2) Not all causes of the check engine light need to be repaired

Almost everyone that drives a vehicle has had an issue with the dreaded check engine light. It doesn't give you any clues about why you need to check the engine, just that you need to do so. When the check engine light comes on, there is always at least one DTC, or Diagnostic Trouble Code, that gets recorded. Your mechanic will look at the DTC(s) and then give you a repair estimate based on that. Even if they tell you what the name of the DTC is, it's very likely it won't mean anything to you. There is a little known fact that the entire automotive repair industry doesn't want you to know: you don't need to have costly repairs done every time the check engine light comes on. There are a decent number of these DTCs that don't require any repairs. That system has detected a failure, but it's not going to cause you any problems to keep operating your vehicle. You won't damage any of the systems, and you won't lose any gas mileage. The only one to lose is the repair industry. There are several websites that can help with this, such as mycheckenginelight.net, that are a great help in determining what repairs you actually need to have done.

1) Mechanics want you to believe you need to bring your vehicle to them for every repair

This is something the entire industry is focused on. As it stands currently, the automotive repair industry is worth $150 billion a year. A rather large piece of that is the maintenance and minor repair section. For professional mechanics with even just a few years of experience, that part of the industry is an easy money maker. It's the driving force behind why you receive an estimate to flush all of your vehicle's fluids, every time you visit the oil change shop. Even regular repair shops are guilty of doing this. The industry doesn't want you to know that you can do a lot of these things on your own. With minimal tools, and some helpful online videos, you can go from $750 worth of needed maintenance and minor repairs, to about $150 worth of parts, or possibly even less, depending on what you're trying to do.
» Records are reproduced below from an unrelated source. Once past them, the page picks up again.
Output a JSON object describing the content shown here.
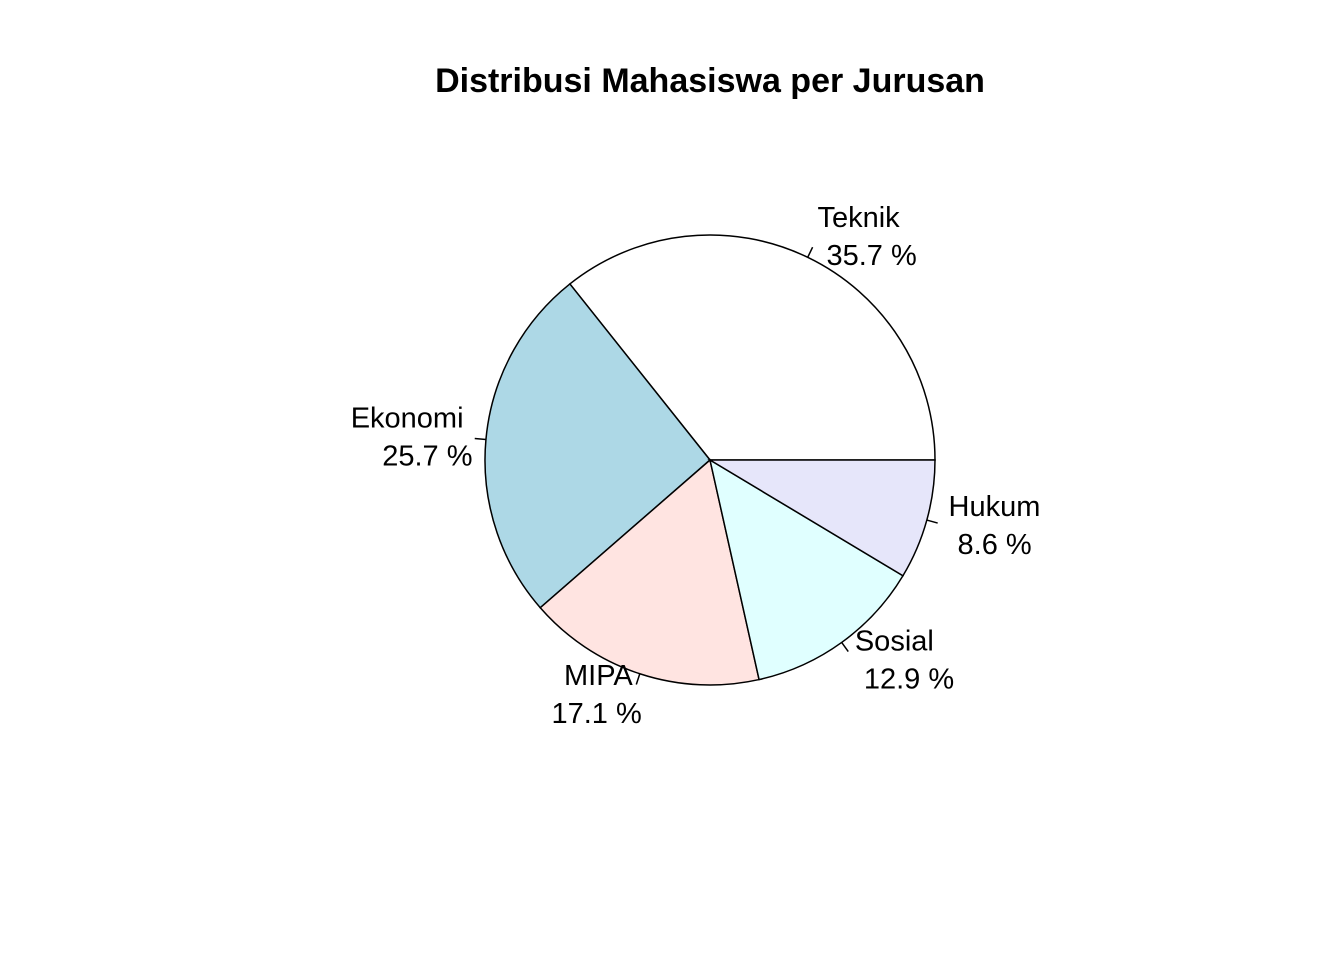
{
  "chart_data": {
    "type": "pie",
    "title": "Distribusi Mahasiswa per Jurusan",
    "slices": [
      {
        "name": "Teknik",
        "percent": 35.7,
        "percent_label": "35.7 %",
        "color": "#ffffff"
      },
      {
        "name": "Ekonomi",
        "percent": 25.7,
        "percent_label": "25.7 %",
        "color": "#add8e6"
      },
      {
        "name": "MIPA",
        "percent": 17.1,
        "percent_label": "17.1 %",
        "color": "#ffe4e1"
      },
      {
        "name": "Sosial",
        "percent": 12.9,
        "percent_label": "12.9 %",
        "color": "#e0ffff"
      },
      {
        "name": "Hukum",
        "percent": 8.6,
        "percent_label": "8.6 %",
        "color": "#e6e6fa"
      }
    ],
    "start_angle": "right (3 o'clock)",
    "direction": "counterclockwise",
    "legend": "none"
  }
}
These are all things your mechanic, and the automotive repair industry in general, don't want you to know. They don't want you to understand how much profit your vehicle represents to them, in so many different ways. There are some very good, honest mechanics out there. They'll tell you the things I've discussed here, and help you keep your vehicle in top running condition, in a cost effective manner. Until you're able to find one, use these few tips to help you steer clear of an un-manageable repair bill.